Oui, c’est ce qu’on appelle couramment du «play conduct». Je ne me le permettrai pas forcément avec n’importe quel répertoire, mais pour le concerto de Max Bruch Kol Nidrei op.47, que je connais bien, j’ai confiance dans le fait que nous arriverons avec l’orchestre à nous répartir les initiatives. Pour ce premier concert, je tenais à me présenter musicalement à la ville et au public avec cet orchestre qui m’a choisi.
En 2023-2024, l’OCG fait peau neuve et de la place aux femmes
En plus d’un nouveau chef pour sa prochaine saison, l’orchestre genevois renouvelle ses partenariats et place la visibilité des femmes au centre de ses préoccupations. Non seulement les cheffes seront de la partie, mais aussi les compositrices: Charlotte Bray, compositrice en résidence, présentera l’une de ses pièces pour le concert d’ouverture de saison. Plus tard, ce seront les œuvres de Louise Farrenc et Fanny Mendelssohnn que les mélomanes pourront apprécier.

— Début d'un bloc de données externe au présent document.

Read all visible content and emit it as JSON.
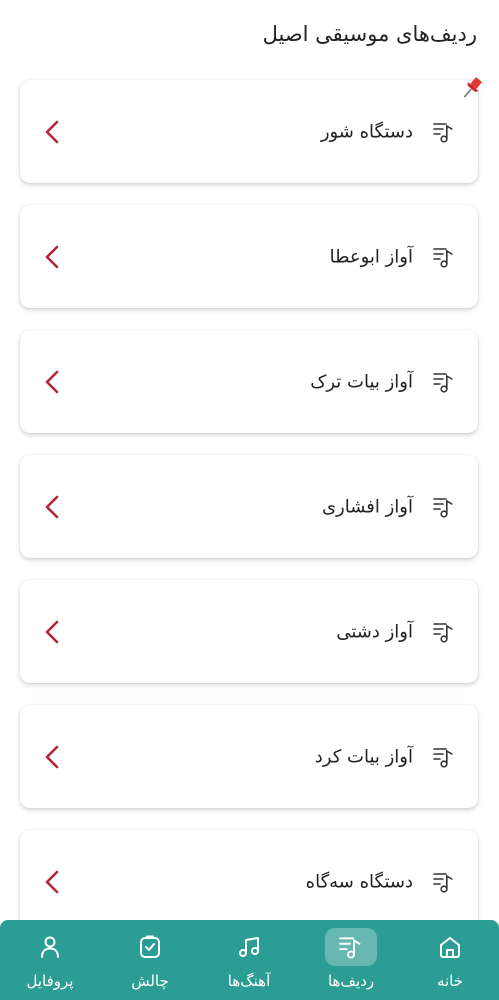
{
  "header": {
    "title": "ردیف‌های موسیقی اصیل"
  },
  "radif_list": [
    {
      "label": "دستگاه شور",
      "pinned": true
    },
    {
      "label": "آواز ابوعطا",
      "pinned": false
    },
    {
      "label": "آواز بیات ترک",
      "pinned": false
    },
    {
      "label": "آواز افشاری",
      "pinned": false
    },
    {
      "label": "آواز دشتی",
      "pinned": false
    },
    {
      "label": "آواز بیات کرد",
      "pinned": false
    },
    {
      "label": "دستگاه سه‌گاه",
      "pinned": false
    }
  ],
  "bottom_nav": {
    "home": {
      "label": "خانه",
      "icon": "home-icon"
    },
    "radifs": {
      "label": "ردیف‌ها",
      "icon": "music-list-icon",
      "active": true
    },
    "songs": {
      "label": "آهنگ‌ها",
      "icon": "music-notes-icon"
    },
    "challenge": {
      "label": "چالش",
      "icon": "clipboard-check-icon"
    },
    "profile": {
      "label": "پروفایل",
      "icon": "user-icon"
    }
  },
  "colors": {
    "accent": "#2c9d94",
    "chevron": "#b0283c",
    "pin": "#e53935"
  }
}
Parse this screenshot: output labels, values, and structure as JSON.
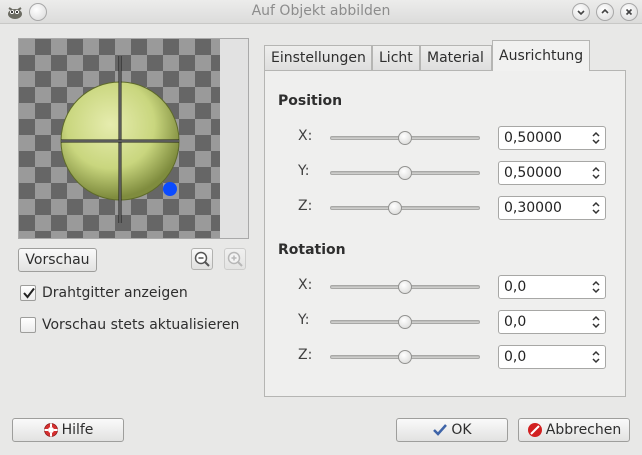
{
  "window": {
    "title": "Auf Objekt abbilden"
  },
  "preview": {
    "button_label": "Vorschau",
    "zoom_out_icon": "zoom-out-icon",
    "zoom_in_icon": "zoom-in-icon"
  },
  "options": {
    "wireframe": {
      "label": "Drahtgitter anzeigen",
      "checked": true
    },
    "auto_update": {
      "label": "Vorschau stets aktualisieren",
      "checked": false
    }
  },
  "tabs": [
    {
      "label": "Einstellungen",
      "active": false
    },
    {
      "label": "Licht",
      "active": false
    },
    {
      "label": "Material",
      "active": false
    },
    {
      "label": "Ausrichtung",
      "active": true
    }
  ],
  "position": {
    "title": "Position",
    "rows": [
      {
        "axis": "X:",
        "value": "0,50000",
        "level": 0.5
      },
      {
        "axis": "Y:",
        "value": "0,50000",
        "level": 0.5
      },
      {
        "axis": "Z:",
        "value": "0,30000",
        "level": 0.43
      }
    ]
  },
  "rotation": {
    "title": "Rotation",
    "rows": [
      {
        "axis": "X:",
        "value": "0,0",
        "level": 0.5
      },
      {
        "axis": "Y:",
        "value": "0,0",
        "level": 0.5
      },
      {
        "axis": "Z:",
        "value": "0,0",
        "level": 0.5
      }
    ]
  },
  "footer": {
    "help_label": "Hilfe",
    "ok_label": "OK",
    "cancel_label": "Abbrechen"
  },
  "colors": {
    "sphere": "#c9d67e",
    "light_marker": "#0b4bff",
    "cancel_icon": "#d22020",
    "ok_icon": "#3e64a8"
  }
}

La jeune cheffe coréano-américaine Holly Hyun Choe sera cheffe associée pour la nouvelle saison tout comme le chef hongrois Gabor Takacs-Nagy. Deborah Waldman viendra également diriger l’OCG en mars 2024. Après le succès de Roméo et Juliette en janvier dernier, le jeune chef lausannois Marc Leroy-Calatayud sera de retour au pupitre pour Les Sept Péchés capitaux de Kurt Weill avec la mezzo soprano Marina Viotti, auréolée il y a quelques jours d’une Victoire de la musique.